Groff, a computer science teacher at Delaware Technical and Community College disagreed; he said the change should start in universities.

Groff, who has also been endorsed by the Libertarian Party, said federal programs such as No Child Left Behind and Race to the Top have been failures.  He said federal planning does not work, and schools should be regulated locally.

Wade said the federal Department of Education was created 40 years ago to maximize the effectiveness of education. “It’s been an abysmal failure,” he said.
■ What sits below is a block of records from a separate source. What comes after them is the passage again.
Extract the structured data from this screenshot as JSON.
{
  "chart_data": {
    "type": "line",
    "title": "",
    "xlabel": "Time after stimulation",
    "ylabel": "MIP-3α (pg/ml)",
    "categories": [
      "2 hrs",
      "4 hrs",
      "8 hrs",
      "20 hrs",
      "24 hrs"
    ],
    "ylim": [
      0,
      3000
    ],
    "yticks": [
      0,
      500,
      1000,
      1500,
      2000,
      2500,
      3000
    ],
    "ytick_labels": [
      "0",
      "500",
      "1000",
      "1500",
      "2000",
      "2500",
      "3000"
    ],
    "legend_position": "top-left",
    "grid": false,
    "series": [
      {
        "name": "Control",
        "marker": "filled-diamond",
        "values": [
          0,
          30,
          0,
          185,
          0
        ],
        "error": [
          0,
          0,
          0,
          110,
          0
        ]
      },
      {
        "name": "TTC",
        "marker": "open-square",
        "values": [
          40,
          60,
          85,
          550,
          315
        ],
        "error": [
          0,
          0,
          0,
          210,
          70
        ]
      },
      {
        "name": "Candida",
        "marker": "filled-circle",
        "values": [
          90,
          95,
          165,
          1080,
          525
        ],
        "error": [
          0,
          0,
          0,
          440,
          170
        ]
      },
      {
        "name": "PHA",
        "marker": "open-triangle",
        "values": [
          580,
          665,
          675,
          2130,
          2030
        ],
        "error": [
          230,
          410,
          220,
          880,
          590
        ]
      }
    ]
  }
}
Carper argued Delaware is ranked in the top three states for education in the nation, and the state has worked to improve teacher and school leader training in recent years.

War on women

One audience member noted the political preoccupation with abortion and contraception, and the high infant mortality rate in Delaware. He asked the candidates if they thought human rights or religious rights were more important. Another audience member asked if the candidates would vote to fund Planned Parenthood.

Wade said no right should supersede any other right. He said he was not proud Delaware has the highest per capita abortion rate in the nation.  “I believe in life,” he said.

Wade said he would support some funding to Planned Parenthood, but not if it would be used for abortions.  “Planned Parenthood is not a central theme in healthcare for this country,” he said.

Wade said he would rather provide healthcare funding for children and the elderly.

“We have 100 Senators; 17 of them are women,” Pires said.  “I think women are treated disproportionately poor.”  The government should focus on human rights; religion is a personal matter, he said.

Pires said he would vote to fund Planned Parenthood.  He noted the irony of men constantly trying to legislate women’s health issues.

Carper said most religions instruct followers to treat others the way they would like to be treated.  “I think we have a moral obligation to show our faith by our deeds,” he said.

Carper said he would fund Planned Parenthood because 98 percent of women use contraception, and contraception will reduce the need for abortions.

Groff said Planned Parenthood is a vital healthcare program.  “Healthcare is a human right,” he said.

Groff said, besides infant mortality, Delaware is the fourth worst state in the country for cancer rates.  He said the government is to blame for allowing corporations to pollute Delaware’s shoreline and ground water.